19. yüzyılda şehzadeler başta olmak üzere saray çocuklarının oyuncakları genellikle ahşaptan yapılan hayvan figürleri, kara ve deniz taşıtlarıydı. Ahşap oyuncağın kalbiyse tahmin edeceğiniz gibi Eyüp'te atardı. II. Mahmud zamanında İstanbul'a Nizam-ı Cedid askeri olarak gelen Hasan Ağa, askerlikten ayrıldıktan sonra Eyüp'e yerleşti ve ilk oyuncağını yaptı. Yani oyuncakçılığımızı tanımlayan Eyüp Oyuncaklarının fikir babasıydı.

Eyüp'teki Oyuncakçı Çıkmazı'nda karşılıklı iki sıra halinde dizilen dükkânlarda yıllarca nice oyuncak üretilip satıldı. Aralarında kimler yoktu ki?
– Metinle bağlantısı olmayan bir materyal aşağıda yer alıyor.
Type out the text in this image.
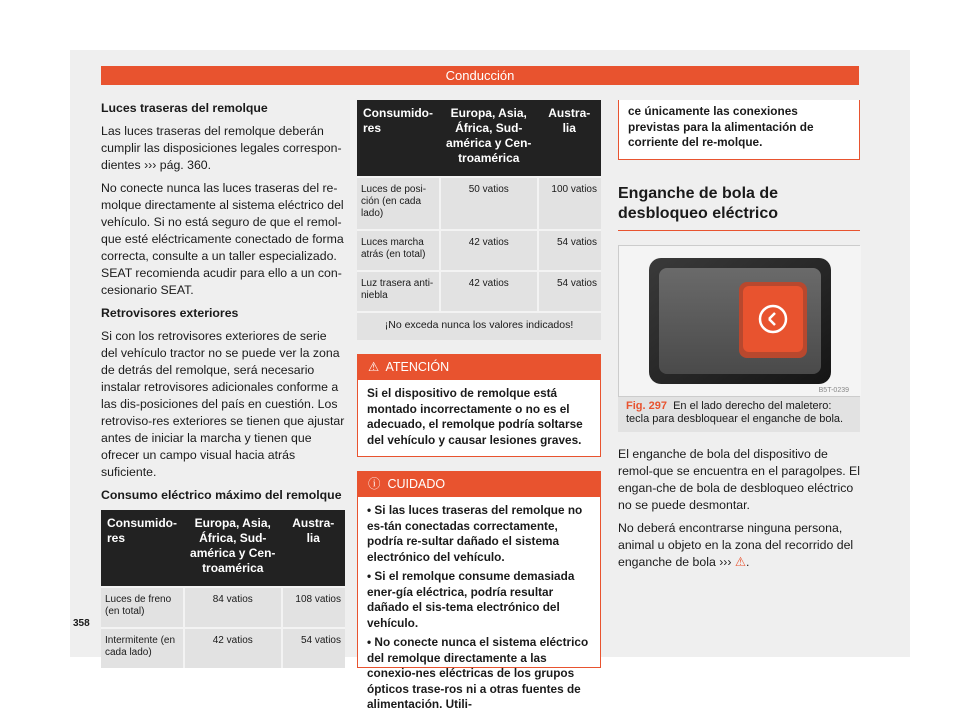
Conducción

Luces traseras del remolque

Las luces traseras del remolque deberán cumplir las disposiciones legales correspon-dientes ››› pág. 360.

No conecte nunca las luces traseras del re-molque directamente al sistema eléctrico del vehículo. Si no está seguro de que el remol-que esté eléctricamente conectado de forma correcta, consulte a un taller especializado. SEAT recomienda acudir para ello a un con-cesionario SEAT.

Retrovisores exteriores

Si con los retrovisores exteriores de serie del vehículo tractor no se puede ver la zona de detrás del remolque, será necesario instalar retrovisores adicionales conforme a las dis-posiciones del país en cuestión. Los retroviso-res exteriores se tienen que ajustar antes de iniciar la marcha y tienen que ofrecer un campo visual hacia atrás suficiente.

Consumo eléctrico máximo del remolque

Consumido-res	Europa, Asia, África, Sud-américa y Cen-troamérica	Austra-lia
Luces de freno (en total)	84 vatios	108 vatios
Intermitente (en cada lado)	42 vatios	54 vatios
Consumido-res	Europa, Asia, África, Sud-américa y Cen-troamérica	Austra-lia
Luces de posi-ción (en cada lado)	50 vatios	100 vatios
Luces marcha atrás (en total)	42 vatios	54 vatios
Luz trasera anti-niebla	42 vatios	54 vatios
¡No exceda nunca los valores indicados!		
⚠ ATENCIÓN
Si el dispositivo de remolque está montado incorrectamente o no es el adecuado, el remolque podría soltarse del vehículo y causar lesiones graves.
ⓘ CUIDADO

• Si las luces traseras del remolque no es-tán conectadas correctamente, podría re-sultar dañado el sistema electrónico del vehículo.

• Si el remolque consume demasiada ener-gía eléctrica, podría resultar dañado el sis-tema electrónico del vehículo.

• No conecte nunca el sistema eléctrico del remolque directamente a las conexio-nes eléctricas de los grupos ópticos trase-ros ni a otras fuentes de alimentación. Utili-

ce únicamente las conexiones previstas para la alimentación de corriente del re-molque.
Enganche de bola de desbloqueo eléctrico
B5T-0239
Fig. 297 En el lado derecho del maletero: tecla para desbloquear el enganche de bola.

El enganche de bola del dispositivo de remol-que se encuentra en el paragolpes. El engan-che de bola de desbloqueo eléctrico no se puede desmontar.

No deberá encontrarse ninguna persona, animal u objeto en la zona del recorrido del enganche de bola ››› ⚠.

358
Cahit Sıtkı Tarancı'nın Çocukluk adlı şiirinde “Affan Dedeye para saydım / Sattı bana çocukluğumu” mısralarıyla anılan Affan Dede de Eyüp'te Mevlevi dervişi bir oyuncakçıydı. Eyüp'ün gözdesi olan, ötmeye başladı mı durmak bilmeyen “kaynana zırıltısı”, yeni gelinler tarafından muhtemelen kaynanalarına nispet olsun diye kucak kucak alınırdı. Hacıyatmazlar, toplar ve cambazların yanı sıra tahtadan çift beygirli at arabaları, topaç, tel dolap, Karagöz-Hacivat gibi oyuncaklar ise çok sevilirdi.

19. yüzyıl başlarında 25-30 oyuncakçı dükkanı faal iken, 1921'de Eyüp Çarşısı'ndaki bir yangın sonucu Oyuncakçı Çıkmazı'ndan geriye sadece iki dükkân kaldı. Tesadüfe bakın ki, Batı tarzı oyuncaklar satan Japon Mağazası'nın İstiklal Caddesi'nde açılması da hemen hemen aynı döneme denk gelir. Burada askerler, tanklar, kovboy şapkaları, minyatür mutfaklar, Japon bebekler, yelpazeler gibi alışılagelenden farklı oyuncaklar satılıyordu.

Modern çağla beraber oyuncaklar da teknolojinin süratli ama hırçın ellerine teslim edildi. Bugün bize çocukluğumuzu satacak bir Affan Dede peşindeyiz; lakin bilgisayar oyunlarının işgali karşısında ne onu, ne de çocukluğumuzu seçebiliyor gözlerimiz. Topacın sesi çok uzakta şimdi, bez bebekler ise yalnızlıktan sıkılıp çoktan mazinin kollarına sığındılar.